Diagnostics et perspectives pour la Nouvelle évangélisation en Amérique latine

ROME, Dimanche 11 mars 2007 (ZENIT.org) – Les travaux du Congrès-Séminaire « Diagnostics et perspectives pour la Nouvelle évangélisation en Amérique latine », organisé à l’auditorium de la Maison des Passionnistes dans le district de La Molina à Lima (Pérou), ont été inaugurés, le 5 mars dernier, par le Cardinal Juan Luis Cipriani Torne

Cardinaux, archevêques, évêques, prêtres, laïcs intellectuels et dirigeants à la tête d’activités pastorales et sociales d’Amérique Latine, se sont réunis jusqu’au 8 mars, en vue de la préparation de la Vème Conférence générale de l’épiscopat latino-américain, qui se tiendra au Brésil du 13 au 31 mai et qui sera inaugurée par le pape Benoît XVI.

Lors de l’ouverture des travaux, l’archevêque de Lima et primat de l’Eglise péruvienne a mis l’accent sur les défis et les difficultés que l’Amérique latine est appelée à affronter : l’assaut d’idéologies fondées sur de fausses conceptions théologiques, le manque de prêtres et de religieux pour la multitude de fidèles, et la présence agressive des sectes.

Pour le cardinal Cipriani, bien que leur emprise ne soit pas aussi agressive qu’en Europe ou dans les pays économiquement développés, le relativisme et l’utilitarisme sont déjà bien présents sur le continent.

« Ces idéologies, qui excluent tout principe moral, valable et contraignant en lui-même, ne cessent de promouvoir des idées qui portent atteinte à la vie, dès sa conception jusqu’à sa fin naturelle ; attaquent l’institution du mariage entre un homme et une femme pour toute la vie ; attaquent la famille, cellule fondamentale de la société ; et attaquent la femme au nom d’un féminisme idéologique. Autant de situations nuisibles qui désavouent la loi naturelle », a-t-il expliqué.

Cette réalité n’efface toutefois pas l’espérance qui habite le continent latino américain, héritier d’une tradition chrétienne profonde et aux expressions de piété populaire diffuses dans le pays. L’identité catholique des peuples latino-américains, a-t-il fait remarqué, est une réalité qui nous interpelle tous.

La présence de l’Eglise dans l’éducation est un fait positif, a ajouté le cardinal Cipriani, relevant toutefois une baisse notable de son influence, sous la pression d’une fausse ouverture relativiste. « La crédibilité de l’Eglise, qui est maîtresse de foi et guide de nos peuples, engendre encore la confiance, surtout parmi les plus nécessiteux ».

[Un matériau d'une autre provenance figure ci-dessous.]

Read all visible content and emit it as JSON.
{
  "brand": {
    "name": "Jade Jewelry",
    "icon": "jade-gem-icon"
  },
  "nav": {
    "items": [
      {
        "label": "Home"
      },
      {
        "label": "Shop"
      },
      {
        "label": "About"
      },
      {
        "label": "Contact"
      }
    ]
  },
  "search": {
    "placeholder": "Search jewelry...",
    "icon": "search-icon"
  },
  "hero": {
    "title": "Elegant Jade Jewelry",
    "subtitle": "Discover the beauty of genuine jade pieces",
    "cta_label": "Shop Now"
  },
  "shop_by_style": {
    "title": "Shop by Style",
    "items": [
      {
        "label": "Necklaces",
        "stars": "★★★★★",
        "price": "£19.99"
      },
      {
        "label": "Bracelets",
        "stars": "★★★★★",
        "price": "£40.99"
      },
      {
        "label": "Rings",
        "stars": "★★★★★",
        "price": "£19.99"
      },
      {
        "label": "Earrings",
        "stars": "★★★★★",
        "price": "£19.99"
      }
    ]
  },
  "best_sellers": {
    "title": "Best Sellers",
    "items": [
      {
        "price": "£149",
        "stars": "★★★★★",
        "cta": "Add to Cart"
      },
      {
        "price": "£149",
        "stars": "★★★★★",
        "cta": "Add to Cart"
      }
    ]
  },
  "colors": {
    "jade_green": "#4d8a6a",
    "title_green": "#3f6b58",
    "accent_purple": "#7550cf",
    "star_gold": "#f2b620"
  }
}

L’archevêque de Lima a souligné parmi les grands défis de l’Eglise en Amérique latine, celui de renforcer l’identité catholique dans les démarches entreprises, pour favoriser une meilleure formation et éducation des personnes, à tous les niveaux de l’instruction.

Pour cela, a-t-il affirmé, il est nécessaire que le Message de Salut soit proclamé dans son intégralité, qu’il arrive à pénétrer au plus profond des racines de la culture et puisse s’incarner dans ce moment historique qu’est en train de vivre l’Amérique Latine. « Laissons de côté nos complexes d’infériorité face aux idéologies relativistes, matérialistes, sous prétexte de vouloir être ‘à la mode’ », a-t-il exhorté.

« La crise planétaire, à laquelle l’Amérique latine n’échappe pas, renvoie à la responsabilité des moyens de communications et à leurs contenus. Je ne parle pas seulement de la presse écrite et orale, mais surtout de la mise en circulation de nouvelles techniques modernes par le biais d’internet, de la télévision et, de plus en plus, par le téléphone portable dont les formes d’utilisation sont multiples ».

Le cardinal Cipriani voit cette situation comme un défi urgent qui nécessite une bonne préparation de la part de tous les fidèles laïcs. Il estime que seuls le témoignage et la cohérence de vie permettront d’obtenir des résultats transcendants pour l’Amérique latine.

Selon le cardinal, la hiérarchie de l’Eglise a le devoir particulier de faire connaître la Doctrine sociale de son très riche magistère. Elle ne peut en revanche agir ou donner l’impression d’agir comme un agent politique. Ce n’est pas son rôle. Seuls les laïcs sont appelés à s’y consacrer, de façon généreuse et courageuse.

« Le signe de cette Nouvelle évangélisation est, sans équivoque, la profonde piété mariale » a conclu le cardinal Cipriani qui souhaite « que la récitation du Rosaire demeure l’arme principale ».